College seems to be the stereotypical time to talk about home... and I've come to realize that I fit a lot of stereotypes, and that's ok. Whatever, here it goes.
I'm sitting in an old chair. A chair that used to be in Sierra Roasting Company. In high school, that place was home. It was home before I worked there, and then it was home when I worked there, 9 months, 18 hours a week, it was home. Senior year it was still home, an escape, safe and calm, never-changing home. And now it is gone, the chairs and tables have been recycled into another coffee shop that I now sit in. A remnant of home.

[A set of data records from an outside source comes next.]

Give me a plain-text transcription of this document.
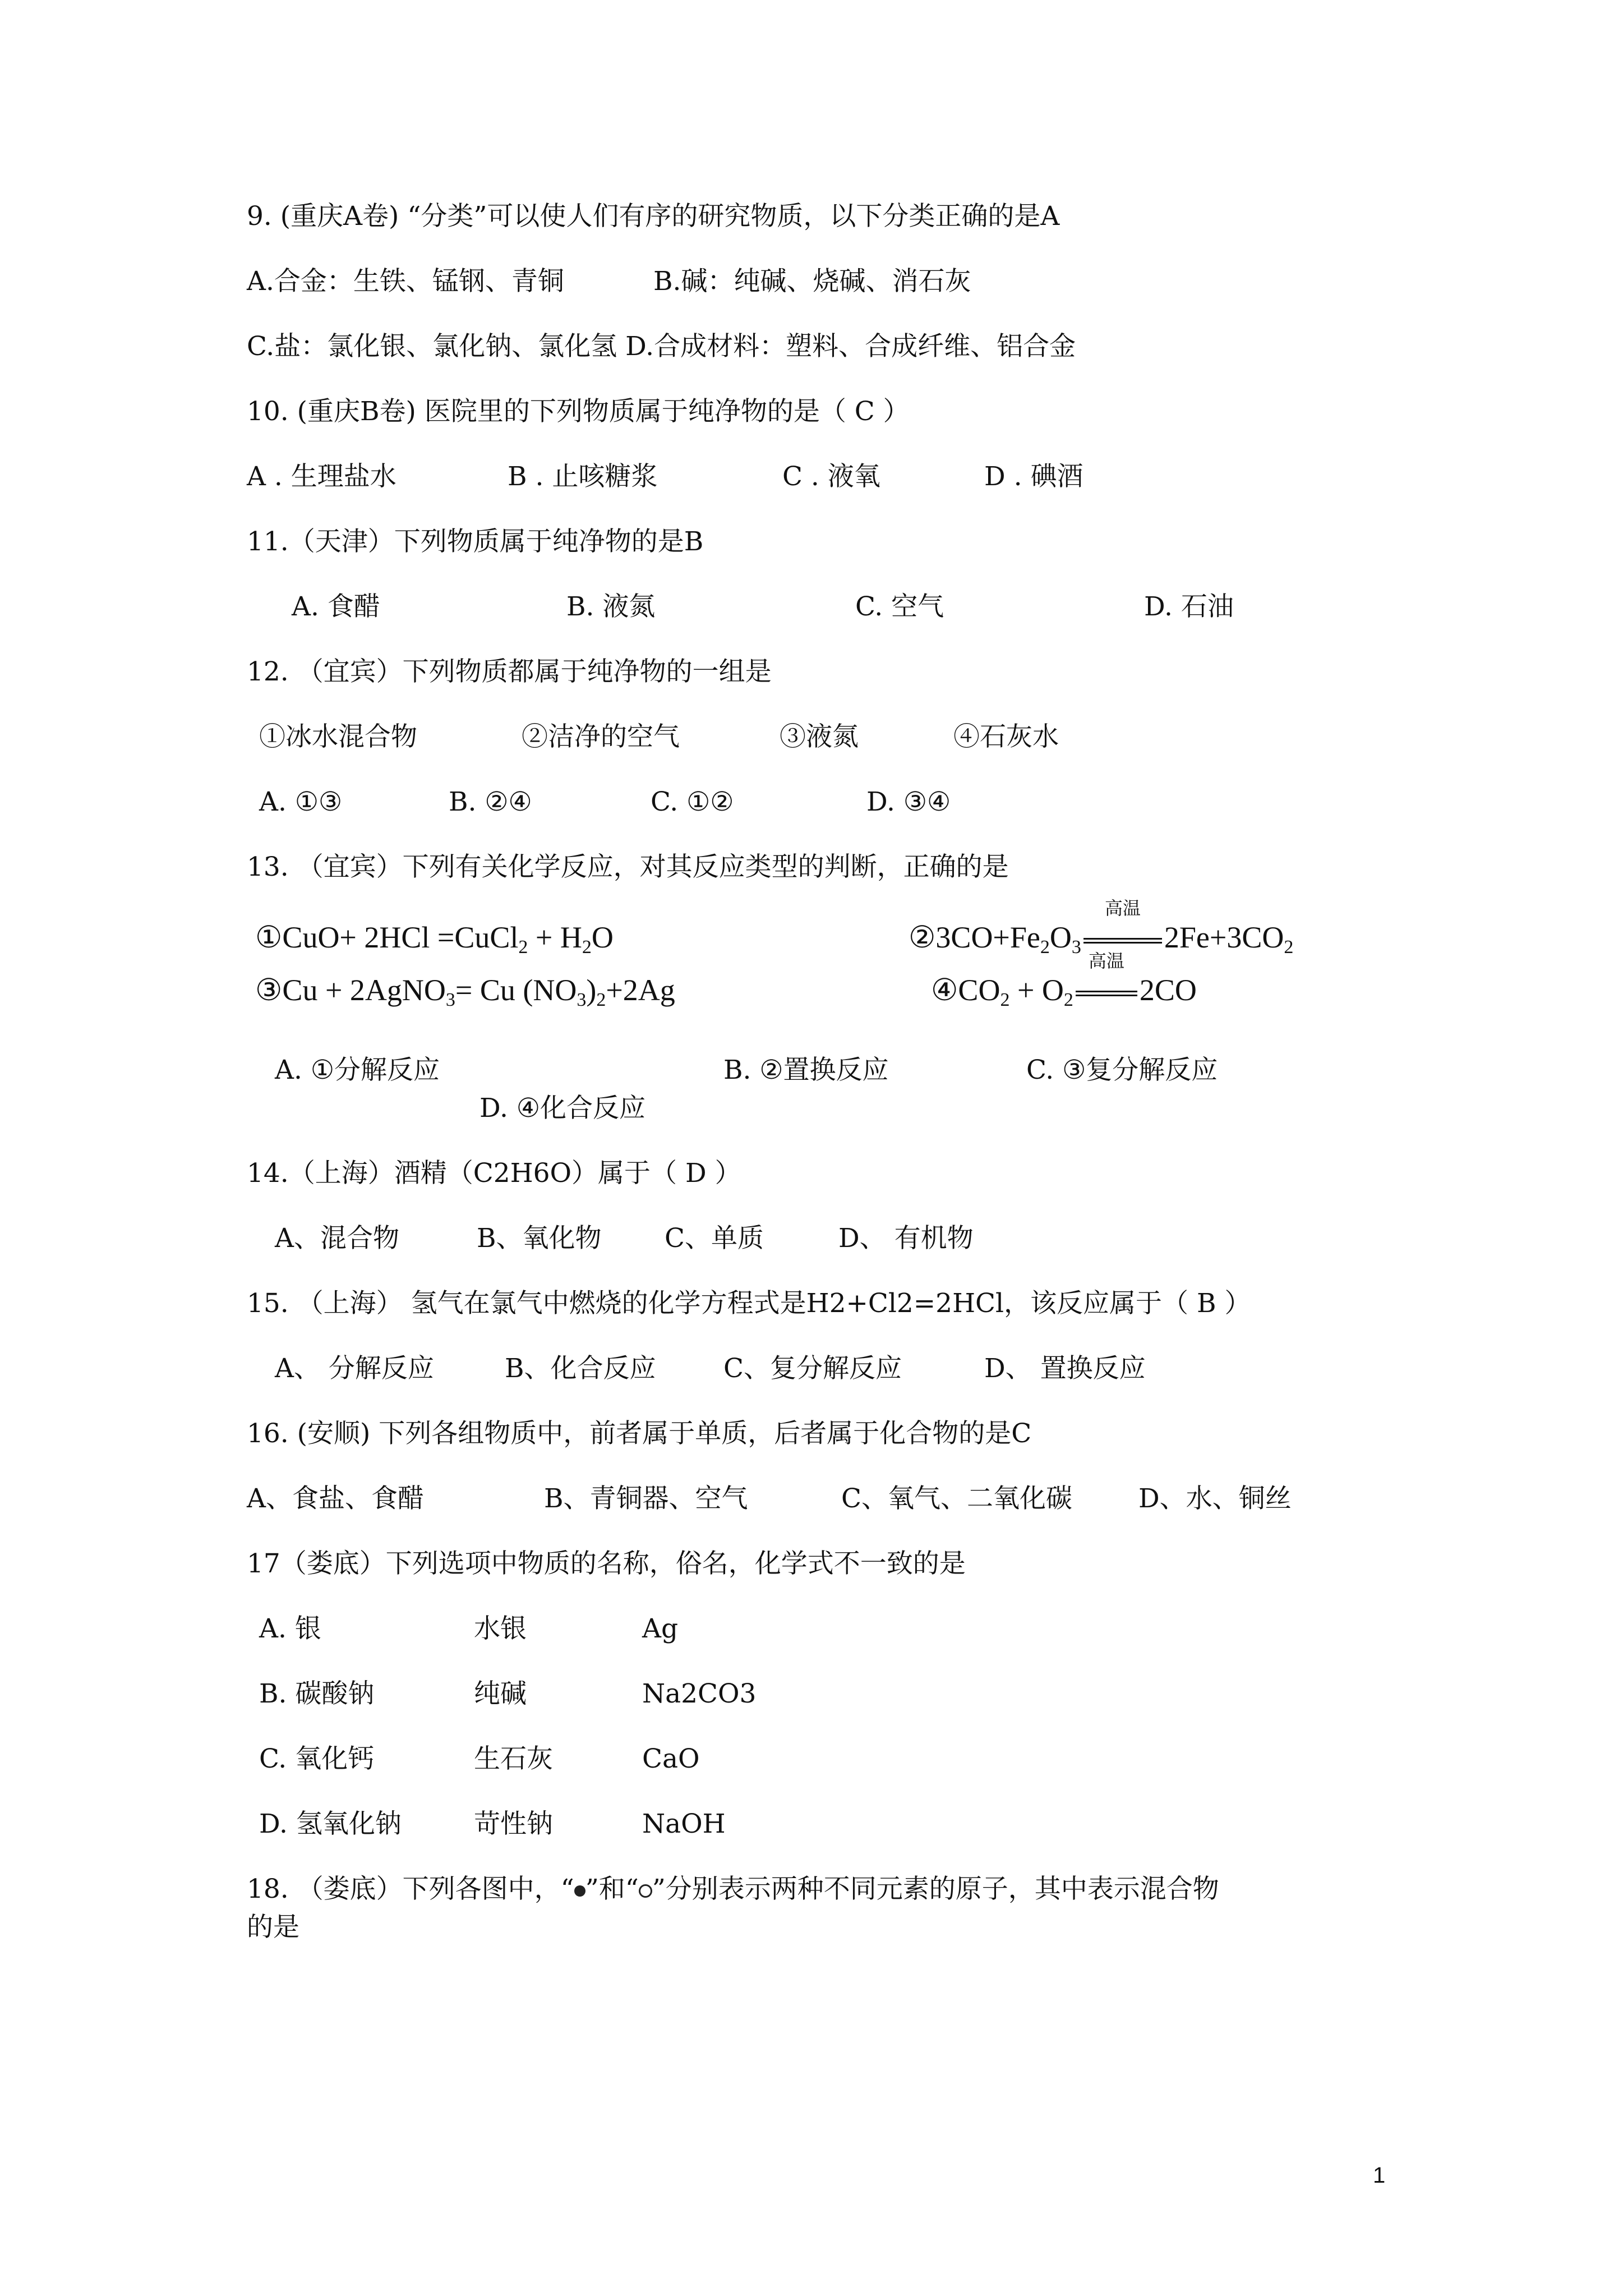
9. (重庆A卷) “分类”可以使人们有序的研究物质，以下分类正确的是A
A.合金：生铁、锰钢、青铜	B.碱：纯碱、烧碱、消石灰
C.盐：氯化银、氯化钠、氯化氢 D.合成材料：塑料、合成纤维、铝合金
10. (重庆B卷) 医院里的下列物质属于纯净物的是（ C ）
A . 生理盐水	B . 止咳糖浆	C . 液氧	D . 碘酒
11.（天津）下列物质属于纯净物的是B
A. 食醋	B. 液氮	C. 空气	D. 石油
12. （宜宾）下列物质都属于纯净物的一组是
①冰水混合物	②洁净的空气	③液氮	④石灰水
A. ①③	B. ②④	C. ①②	D. ③④
13. （宜宾）下列有关化学反应，对其反应类型的判断，正确的是
①CuO+ 2HCl =CuCl$_2$ + $H_2O$	$②3CO+Fe_2O_3$
高温
$2Fe+3CO_2$
③Cu + 2AgNO$_3$= Cu $(NO_3)_2+2Ag$	$④CO_2 + O_2$
高温
2CO
A. ①分解反应	B. ②置换反应	C. ③复分解反应
D. ④化合反应
14.（上海）酒精（C2H6O）属于（ D ）
A、混合物	B、氧化物 C、单质	D、 有机物
15. （上海） 氢气在氯气中燃烧的化学方程式是H2+Cl2=2HCl，该反应属于（ B ）
A、 分解反应	B、化合反应	C、复分解反应	D、 置换反应
16. (安顺) 下列各组物质中，前者属于单质，后者属于化合物的是C
A、食盐、食醋	B、青铜器、空气	C、氧气、二氧化碳	D、水、铜丝
17（娄底）下列选项中物质的名称，俗名，化学式不一致的是
A. 银	水银	Ag
B. 碳酸钠	纯碱	Na2CO3
C. 氧化钙	生石灰	CaO
D. 氢氧化钠	苛性钠	NaOH
18. （娄底）下列各图中，“ ”和“ ”分别表示两种不同元素的原子，其中表示混合物
的是
1
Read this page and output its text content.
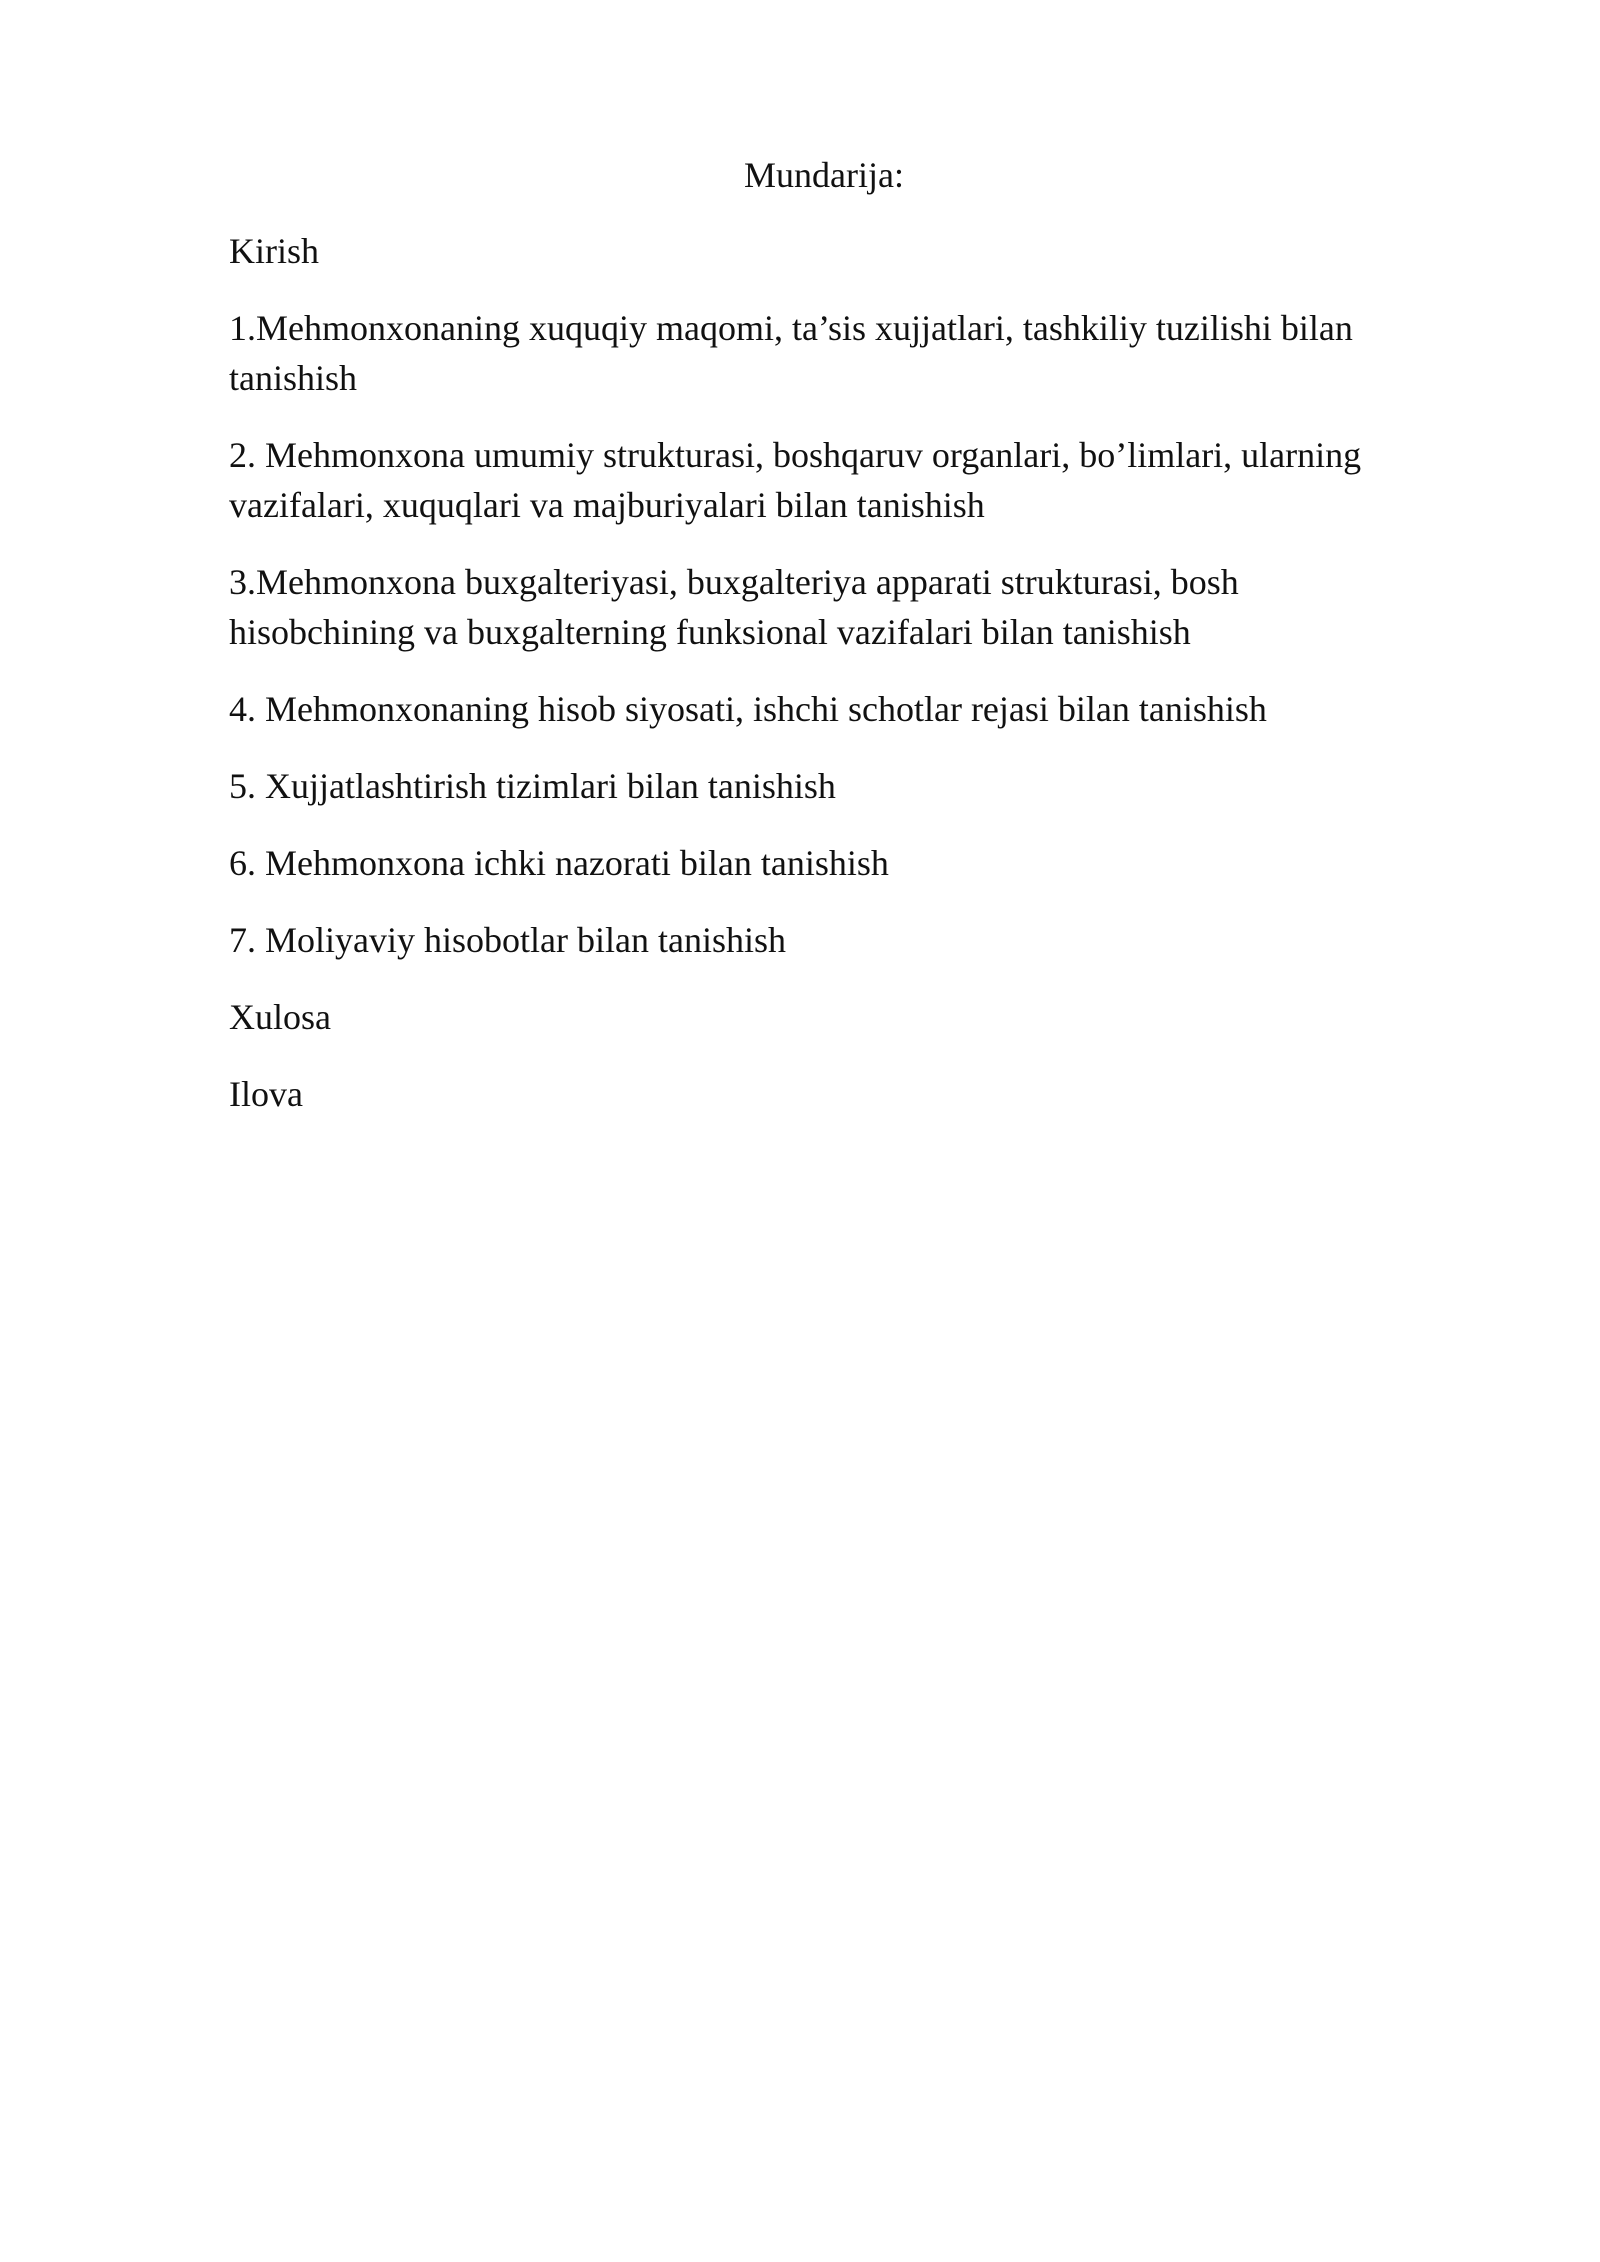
Mundarija:
Kirish
1.Mehmonxonaning xuquqiy maqomi, ta’sis xujjatlari, tashkiliy tuzilishi bilan tanishish
2. Mehmonxona umumiy strukturasi, boshqaruv organlari, bo’limlari, ularning vazifalari, xuquqlari va majburiyalari bilan tanishish
3.Mehmonxona buxgalteriyasi, buxgalteriya apparati strukturasi, bosh hisobchining va buxgalterning funksional vazifalari bilan tanishish
4. Mehmonxonaning hisob siyosati, ishchi schotlar rejasi bilan tanishish
5. Xujjatlashtirish tizimlari bilan tanishish
6. Mehmonxona ichki nazorati bilan tanishish
7. Moliyaviy hisobotlar bilan tanishish
Xulosa
Ilova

I call both Westmont and Rocklin home. I switch between them. Westmont is home, but not Santa Barbara, and I don't think that will come with more time spent there. My car is the most stable home I have at this time of life. But the Santa Barbara roads aren't home, the lanes are two small and the one ways are terrible. But I love driving in Nor Cal. There is freedom in the wide lanes for my songs and thoughts.
And yes, people make you feel at home, that is why I use the name for both places, but for it's more than the people. It is the familiarity with the place. Or is familiarity not enough, must you enjoy that which is familiar to call it home? Or is it merely just a choice of what your home will become? We are at home in the Lord alone, and our feelings towards one home or another are divinely given?
Soon I'll be going to another home, Woodleaf. But the people always change there, and it is not just familiar. I sense the presence of the Lord so strongly in those trees. I am home in my Father's house. The smell of the Dining Halls, the way the air feels on your face in the early morning, the constellations, the old pond, the red dirt.
The way camp seems to set my soul free. But that is not Young Life's doing. That is the presence of God. A love that sets us free. A love that sets us FREE. All encompassing, accepting, forgiving love that sets us free.
We find our home in his freedom. We find our home in his freedom.